Unequal distribution of vaccines

Seldom has humanity been affected in such a global way by a pandemic as this one of COVID-19

Seldom has humanity been affected in such a global way by a pandemic as this one of COVID-19, which has spread to the entire planet and, at the same time, there has been a fragmented, scattered and clearly insufficient response given the significance of the challenge.

Although measures have been implemented in almost all places where there is contagion, these correspond to local policies, to the good or bad will of governments and not to a general project that should be directed, by the United Nations as the highest global authority or body.

For instance, at the UN Security Council meeting held on February 17the, the Mexican delegation headed by Foreign Minister Marcelo Ebrard, on behalf of his country and the Community of Latin American and Caribbean States, CELAC, we could say that touched a sore spot.
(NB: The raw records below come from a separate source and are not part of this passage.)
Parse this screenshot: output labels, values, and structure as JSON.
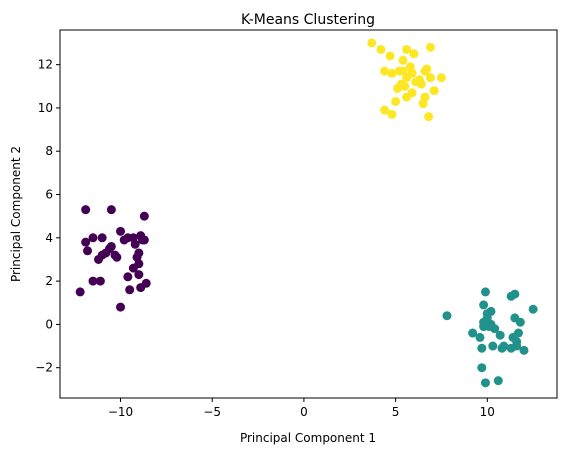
{
  "chart_data": {
    "type": "scatter",
    "title": "K-Means Clustering",
    "xlabel": "Principal Component 1",
    "ylabel": "Principal Component 2",
    "xlim": [
      -13.3,
      13.8
    ],
    "ylim": [
      -3.4,
      13.6
    ],
    "xticks": [
      -10,
      -5,
      0,
      5,
      10
    ],
    "yticks": [
      -2,
      0,
      2,
      4,
      6,
      8,
      10,
      12
    ],
    "grid": false,
    "legend": false,
    "series": [
      {
        "color": "#440154",
        "points": [
          [
            -12.2,
            1.5
          ],
          [
            -11.9,
            5.3
          ],
          [
            -10.5,
            5.3
          ],
          [
            -8.7,
            5.0
          ],
          [
            -11.9,
            3.8
          ],
          [
            -11.5,
            4.0
          ],
          [
            -11.0,
            4.0
          ],
          [
            -11.8,
            3.4
          ],
          [
            -11.2,
            3.0
          ],
          [
            -11.0,
            3.2
          ],
          [
            -10.8,
            3.3
          ],
          [
            -10.6,
            3.5
          ],
          [
            -10.5,
            3.6
          ],
          [
            -10.3,
            3.2
          ],
          [
            -10.2,
            3.1
          ],
          [
            -10.0,
            4.3
          ],
          [
            -9.6,
            2.2
          ],
          [
            -9.3,
            2.6
          ],
          [
            -9.0,
            2.8
          ],
          [
            -9.6,
            4.0
          ],
          [
            -9.2,
            3.7
          ],
          [
            -8.9,
            4.1
          ],
          [
            -8.7,
            3.9
          ],
          [
            -9.0,
            3.3
          ],
          [
            -8.8,
            3.9
          ],
          [
            -9.0,
            2.3
          ],
          [
            -9.3,
            4.0
          ],
          [
            -11.5,
            2.0
          ],
          [
            -11.1,
            2.0
          ],
          [
            -10.0,
            0.8
          ],
          [
            -9.5,
            1.6
          ],
          [
            -8.9,
            1.7
          ],
          [
            -8.6,
            1.9
          ],
          [
            -9.8,
            3.9
          ],
          [
            -9.1,
            3.1
          ]
        ]
      },
      {
        "color": "#21918c",
        "points": [
          [
            7.8,
            0.4
          ],
          [
            9.2,
            -0.4
          ],
          [
            9.6,
            -0.6
          ],
          [
            9.7,
            -1.1
          ],
          [
            9.7,
            -2.0
          ],
          [
            9.9,
            -2.7
          ],
          [
            10.6,
            -2.6
          ],
          [
            9.9,
            1.5
          ],
          [
            9.8,
            0.9
          ],
          [
            10.0,
            0.3
          ],
          [
            10.2,
            0.6
          ],
          [
            9.8,
            0.1
          ],
          [
            10.1,
            -0.1
          ],
          [
            10.4,
            -0.2
          ],
          [
            10.7,
            -0.5
          ],
          [
            10.9,
            -1.0
          ],
          [
            11.3,
            -1.1
          ],
          [
            11.6,
            -1.0
          ],
          [
            12.0,
            -1.2
          ],
          [
            11.4,
            -0.6
          ],
          [
            11.7,
            -0.4
          ],
          [
            11.5,
            0.3
          ],
          [
            11.8,
            0.1
          ],
          [
            11.3,
            1.3
          ],
          [
            11.5,
            1.4
          ],
          [
            12.5,
            0.7
          ],
          [
            10.3,
            -1.0
          ],
          [
            10.0,
            0.5
          ],
          [
            10.8,
            -1.1
          ],
          [
            11.6,
            -0.8
          ],
          [
            9.8,
            -0.1
          ],
          [
            10.2,
            0.0
          ]
        ]
      },
      {
        "color": "#fde725",
        "points": [
          [
            3.7,
            13.0
          ],
          [
            4.2,
            12.7
          ],
          [
            4.7,
            12.4
          ],
          [
            5.6,
            12.7
          ],
          [
            6.0,
            12.5
          ],
          [
            6.9,
            12.8
          ],
          [
            5.4,
            12.2
          ],
          [
            5.4,
            11.7
          ],
          [
            4.4,
            11.7
          ],
          [
            4.8,
            11.6
          ],
          [
            5.2,
            11.7
          ],
          [
            5.6,
            11.4
          ],
          [
            5.9,
            11.6
          ],
          [
            6.3,
            11.3
          ],
          [
            6.6,
            11.7
          ],
          [
            6.9,
            11.4
          ],
          [
            7.5,
            11.4
          ],
          [
            5.3,
            11.1
          ],
          [
            5.5,
            11.0
          ],
          [
            5.9,
            10.7
          ],
          [
            6.4,
            11.1
          ],
          [
            7.1,
            10.8
          ],
          [
            5.0,
            10.3
          ],
          [
            5.6,
            10.5
          ],
          [
            6.6,
            10.5
          ],
          [
            4.4,
            9.9
          ],
          [
            4.8,
            9.7
          ],
          [
            6.5,
            10.2
          ],
          [
            6.8,
            9.6
          ],
          [
            5.1,
            10.9
          ],
          [
            6.1,
            11.2
          ],
          [
            6.7,
            11.8
          ],
          [
            5.8,
            11.9
          ]
        ]
      }
    ]
  }
}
The official recalled what the Secretary General of the World Health Organization, Tedros Adhanom, had already warned about  inequities in the distribution of vaccines against SARS-CoV-2.

Some 180 million doses have now been administered worldwide, but three-quarters of them are concentrated in just 10 countries, among them several highly developed ones, like Russia and China, for example, because they have manufactured these vaccines and others, such as the United States, the United Kingdom and the European Union, because they have used the power of money to monopolize the preparations produced in the large transnational pharmaceutical laboratories.

At the other end of the scale, there are 100 nations where not a single vaccine has been inoculated yet, and if the situation continues as it is, some will have to wait until 2023 for this to happen, highlighted the Mexican Foreign Affairs Minister, and added “never before had we seen such a deep division affecting so many in such a short time, and it is urgent to act, to reverse the injustice that is being committed because the security of all humanity depends on it.”

On behalf of CELAC, Marcelo Ebrard commented that the obstacles that could prevent the distribution of vaccines must be removed, and that together we must strengthen the supply chains that promote and guarantee universal access to them.

In the face of this bleak scenario, the only thing left to do is to repeat over and over again the old adage that should govern in times of pandemic -- that "no one will be safe until we are all safe."